A hydrophobic porous substrate is impregnated and polymerized with a mixed solution containing a liquid proton-dissociable vinyl monomer and a crosslinking agent having at least two carbon-carbon double bonds in one molecule and substantially not soluble in water. A method for producing an electrolyte membrane, wherein the water content of the mixed solution is 0.5% or less. The method for producing an electrolyte membrane according to claim 1, wherein the crosslinking agent is liquid. The method for producing an electrolyte membrane according to claim 1 or 2, wherein the liquid proton dissociable vinyl monomer is vinyl sulfonic acid.

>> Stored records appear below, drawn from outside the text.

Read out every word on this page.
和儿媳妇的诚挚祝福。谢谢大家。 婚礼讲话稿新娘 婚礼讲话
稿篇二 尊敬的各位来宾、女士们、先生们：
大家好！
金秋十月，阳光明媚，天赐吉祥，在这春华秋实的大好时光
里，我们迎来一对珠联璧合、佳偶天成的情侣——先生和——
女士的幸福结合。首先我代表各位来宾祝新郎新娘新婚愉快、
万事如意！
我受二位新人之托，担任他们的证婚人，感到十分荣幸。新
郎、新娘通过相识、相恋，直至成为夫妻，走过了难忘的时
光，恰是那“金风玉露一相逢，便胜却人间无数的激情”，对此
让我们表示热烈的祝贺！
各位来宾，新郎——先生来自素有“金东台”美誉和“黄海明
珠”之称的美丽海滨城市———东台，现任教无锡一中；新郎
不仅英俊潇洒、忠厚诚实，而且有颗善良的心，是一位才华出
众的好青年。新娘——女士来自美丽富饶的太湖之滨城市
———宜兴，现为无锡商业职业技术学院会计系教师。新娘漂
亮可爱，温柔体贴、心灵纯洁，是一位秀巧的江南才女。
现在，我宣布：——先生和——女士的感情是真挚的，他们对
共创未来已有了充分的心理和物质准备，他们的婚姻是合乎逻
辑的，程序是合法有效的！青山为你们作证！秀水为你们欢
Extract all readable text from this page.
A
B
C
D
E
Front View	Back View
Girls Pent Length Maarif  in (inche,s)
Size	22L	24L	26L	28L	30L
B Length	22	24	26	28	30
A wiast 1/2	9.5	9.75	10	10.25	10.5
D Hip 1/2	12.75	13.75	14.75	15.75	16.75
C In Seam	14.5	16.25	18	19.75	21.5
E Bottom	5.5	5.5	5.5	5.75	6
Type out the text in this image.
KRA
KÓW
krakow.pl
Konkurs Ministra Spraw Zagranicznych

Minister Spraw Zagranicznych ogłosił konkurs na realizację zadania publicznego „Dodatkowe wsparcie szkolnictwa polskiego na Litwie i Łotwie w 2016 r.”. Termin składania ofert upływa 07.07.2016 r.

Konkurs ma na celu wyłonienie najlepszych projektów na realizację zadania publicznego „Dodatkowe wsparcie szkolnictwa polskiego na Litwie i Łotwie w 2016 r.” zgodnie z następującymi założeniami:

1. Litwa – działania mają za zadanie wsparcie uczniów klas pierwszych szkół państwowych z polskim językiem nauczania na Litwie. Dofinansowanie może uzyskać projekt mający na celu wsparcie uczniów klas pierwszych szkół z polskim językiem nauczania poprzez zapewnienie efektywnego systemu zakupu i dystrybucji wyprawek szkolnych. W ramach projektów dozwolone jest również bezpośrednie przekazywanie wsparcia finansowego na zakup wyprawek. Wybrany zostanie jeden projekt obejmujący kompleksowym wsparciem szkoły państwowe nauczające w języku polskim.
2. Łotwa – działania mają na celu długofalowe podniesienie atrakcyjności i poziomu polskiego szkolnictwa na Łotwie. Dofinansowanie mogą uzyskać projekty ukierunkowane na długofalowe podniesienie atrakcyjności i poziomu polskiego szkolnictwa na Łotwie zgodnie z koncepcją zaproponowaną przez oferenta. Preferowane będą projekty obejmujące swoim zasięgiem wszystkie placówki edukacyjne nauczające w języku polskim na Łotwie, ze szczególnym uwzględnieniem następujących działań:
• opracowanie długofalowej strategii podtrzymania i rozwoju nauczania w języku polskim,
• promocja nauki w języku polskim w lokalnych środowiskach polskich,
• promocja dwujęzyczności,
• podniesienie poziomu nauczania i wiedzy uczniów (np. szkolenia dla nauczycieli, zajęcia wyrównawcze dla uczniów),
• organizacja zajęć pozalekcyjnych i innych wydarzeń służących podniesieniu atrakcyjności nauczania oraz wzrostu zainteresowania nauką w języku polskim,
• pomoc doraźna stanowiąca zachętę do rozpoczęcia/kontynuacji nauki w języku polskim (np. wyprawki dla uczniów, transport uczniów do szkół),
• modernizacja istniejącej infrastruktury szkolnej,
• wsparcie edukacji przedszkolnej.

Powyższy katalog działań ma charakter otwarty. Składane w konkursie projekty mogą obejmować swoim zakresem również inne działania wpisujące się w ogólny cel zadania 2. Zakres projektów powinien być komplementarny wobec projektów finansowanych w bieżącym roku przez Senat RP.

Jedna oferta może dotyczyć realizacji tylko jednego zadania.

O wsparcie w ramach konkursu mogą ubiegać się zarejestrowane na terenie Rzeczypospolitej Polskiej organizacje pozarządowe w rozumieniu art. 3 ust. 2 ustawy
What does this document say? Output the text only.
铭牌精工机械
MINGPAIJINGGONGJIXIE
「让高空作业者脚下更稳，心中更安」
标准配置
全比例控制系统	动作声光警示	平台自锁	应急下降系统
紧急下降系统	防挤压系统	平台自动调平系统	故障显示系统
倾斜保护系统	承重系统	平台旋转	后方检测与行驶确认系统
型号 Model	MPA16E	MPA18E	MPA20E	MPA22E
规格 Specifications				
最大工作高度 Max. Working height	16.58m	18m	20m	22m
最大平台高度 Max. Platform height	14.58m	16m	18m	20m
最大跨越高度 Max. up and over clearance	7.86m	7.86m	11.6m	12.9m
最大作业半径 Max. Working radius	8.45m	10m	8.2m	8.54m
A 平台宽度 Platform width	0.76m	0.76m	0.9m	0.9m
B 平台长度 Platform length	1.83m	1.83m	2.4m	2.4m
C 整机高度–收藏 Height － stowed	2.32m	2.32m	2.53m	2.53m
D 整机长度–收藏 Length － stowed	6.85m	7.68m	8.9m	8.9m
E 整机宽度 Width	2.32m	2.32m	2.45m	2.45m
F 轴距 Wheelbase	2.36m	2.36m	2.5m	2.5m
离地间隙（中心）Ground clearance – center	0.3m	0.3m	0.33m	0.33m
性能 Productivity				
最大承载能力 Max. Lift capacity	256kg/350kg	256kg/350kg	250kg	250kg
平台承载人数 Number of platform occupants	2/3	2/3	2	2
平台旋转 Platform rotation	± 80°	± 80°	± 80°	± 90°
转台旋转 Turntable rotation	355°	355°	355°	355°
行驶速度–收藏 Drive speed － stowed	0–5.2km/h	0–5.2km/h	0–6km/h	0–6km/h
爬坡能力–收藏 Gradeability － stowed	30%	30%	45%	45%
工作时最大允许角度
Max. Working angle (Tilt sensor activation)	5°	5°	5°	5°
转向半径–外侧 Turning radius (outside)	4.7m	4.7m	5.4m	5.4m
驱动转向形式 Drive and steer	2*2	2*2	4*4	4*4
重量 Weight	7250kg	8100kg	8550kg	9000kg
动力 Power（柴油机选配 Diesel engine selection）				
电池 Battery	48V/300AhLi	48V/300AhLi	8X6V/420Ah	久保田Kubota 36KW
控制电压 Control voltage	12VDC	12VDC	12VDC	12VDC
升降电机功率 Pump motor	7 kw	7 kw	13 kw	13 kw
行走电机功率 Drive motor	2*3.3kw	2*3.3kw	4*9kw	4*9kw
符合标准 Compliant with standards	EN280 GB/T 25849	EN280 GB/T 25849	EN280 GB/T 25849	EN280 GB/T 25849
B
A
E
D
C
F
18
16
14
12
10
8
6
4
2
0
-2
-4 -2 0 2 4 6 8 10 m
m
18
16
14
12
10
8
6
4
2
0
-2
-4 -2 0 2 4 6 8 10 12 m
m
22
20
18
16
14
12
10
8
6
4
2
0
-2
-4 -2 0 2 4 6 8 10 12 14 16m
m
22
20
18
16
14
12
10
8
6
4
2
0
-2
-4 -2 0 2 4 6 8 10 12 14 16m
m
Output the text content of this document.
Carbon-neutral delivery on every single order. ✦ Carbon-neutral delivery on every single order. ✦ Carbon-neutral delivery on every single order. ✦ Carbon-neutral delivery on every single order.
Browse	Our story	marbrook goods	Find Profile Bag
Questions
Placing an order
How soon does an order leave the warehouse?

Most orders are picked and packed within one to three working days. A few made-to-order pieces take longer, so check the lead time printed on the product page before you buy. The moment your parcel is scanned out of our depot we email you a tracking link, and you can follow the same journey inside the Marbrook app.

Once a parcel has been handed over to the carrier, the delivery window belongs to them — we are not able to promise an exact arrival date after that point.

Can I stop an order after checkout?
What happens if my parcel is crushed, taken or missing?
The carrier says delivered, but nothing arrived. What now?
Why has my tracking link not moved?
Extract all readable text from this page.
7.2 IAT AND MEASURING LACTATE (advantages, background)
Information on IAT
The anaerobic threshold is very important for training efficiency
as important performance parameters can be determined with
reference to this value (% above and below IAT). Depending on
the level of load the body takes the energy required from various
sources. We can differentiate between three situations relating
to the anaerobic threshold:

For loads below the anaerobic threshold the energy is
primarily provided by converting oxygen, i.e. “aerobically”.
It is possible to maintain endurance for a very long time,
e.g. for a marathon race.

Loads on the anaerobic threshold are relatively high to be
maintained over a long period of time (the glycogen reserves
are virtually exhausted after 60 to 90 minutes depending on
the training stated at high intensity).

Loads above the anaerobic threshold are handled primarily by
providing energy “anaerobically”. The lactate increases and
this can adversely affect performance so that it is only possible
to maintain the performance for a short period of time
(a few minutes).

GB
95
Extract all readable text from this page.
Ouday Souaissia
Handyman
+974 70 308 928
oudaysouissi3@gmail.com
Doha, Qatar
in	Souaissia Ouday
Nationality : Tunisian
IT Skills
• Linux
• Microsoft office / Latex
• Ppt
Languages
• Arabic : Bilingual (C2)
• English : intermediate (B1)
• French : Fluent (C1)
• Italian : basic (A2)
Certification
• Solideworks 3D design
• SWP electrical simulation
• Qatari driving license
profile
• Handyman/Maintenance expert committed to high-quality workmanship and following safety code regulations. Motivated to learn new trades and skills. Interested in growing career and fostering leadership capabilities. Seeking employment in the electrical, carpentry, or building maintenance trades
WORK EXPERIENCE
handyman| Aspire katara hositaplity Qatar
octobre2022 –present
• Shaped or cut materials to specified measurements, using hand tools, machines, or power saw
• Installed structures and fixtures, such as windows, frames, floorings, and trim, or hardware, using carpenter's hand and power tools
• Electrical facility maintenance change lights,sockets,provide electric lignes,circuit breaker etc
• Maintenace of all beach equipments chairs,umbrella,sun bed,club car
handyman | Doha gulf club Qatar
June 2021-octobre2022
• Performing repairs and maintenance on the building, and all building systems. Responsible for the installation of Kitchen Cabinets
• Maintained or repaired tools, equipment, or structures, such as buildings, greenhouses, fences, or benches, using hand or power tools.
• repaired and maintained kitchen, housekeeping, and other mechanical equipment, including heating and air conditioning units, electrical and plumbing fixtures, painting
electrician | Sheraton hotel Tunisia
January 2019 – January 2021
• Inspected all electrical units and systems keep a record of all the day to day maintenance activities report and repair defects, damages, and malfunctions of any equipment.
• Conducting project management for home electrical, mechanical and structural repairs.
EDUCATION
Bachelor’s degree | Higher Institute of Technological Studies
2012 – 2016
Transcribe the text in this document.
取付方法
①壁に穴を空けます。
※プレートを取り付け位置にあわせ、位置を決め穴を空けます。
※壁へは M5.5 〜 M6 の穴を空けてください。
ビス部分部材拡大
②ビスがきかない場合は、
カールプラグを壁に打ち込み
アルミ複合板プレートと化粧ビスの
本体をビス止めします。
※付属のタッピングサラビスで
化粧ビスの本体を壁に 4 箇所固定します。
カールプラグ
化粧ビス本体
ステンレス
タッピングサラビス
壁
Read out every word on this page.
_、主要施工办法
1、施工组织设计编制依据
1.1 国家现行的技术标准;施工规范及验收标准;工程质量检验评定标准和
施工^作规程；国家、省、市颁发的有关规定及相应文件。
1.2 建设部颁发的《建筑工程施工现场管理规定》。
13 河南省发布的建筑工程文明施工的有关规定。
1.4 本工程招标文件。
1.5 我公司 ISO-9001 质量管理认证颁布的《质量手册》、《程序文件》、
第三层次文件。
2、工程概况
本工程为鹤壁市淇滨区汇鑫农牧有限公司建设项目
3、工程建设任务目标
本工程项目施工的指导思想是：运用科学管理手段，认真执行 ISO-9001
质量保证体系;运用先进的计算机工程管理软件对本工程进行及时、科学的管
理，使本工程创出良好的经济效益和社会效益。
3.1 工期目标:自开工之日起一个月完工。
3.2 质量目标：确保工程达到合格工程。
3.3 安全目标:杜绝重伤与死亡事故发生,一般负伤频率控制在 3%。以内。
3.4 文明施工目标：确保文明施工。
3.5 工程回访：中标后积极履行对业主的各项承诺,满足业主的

The method for producing an electrolyte membrane according to claim 1, wherein the crosslinking agent further has an N—C═O bond. The manufacturing method of the electrolyte membrane of any one of Claims 1-4 whose crosslinking agent is triallyl isocyanurate. The method for producing an electrolyte membrane according to any one of claims 1 to 5, wherein the hydrophobic porous substrate substantially comprises only a polyolefin having a weight average molecular weight of 500,000 or less.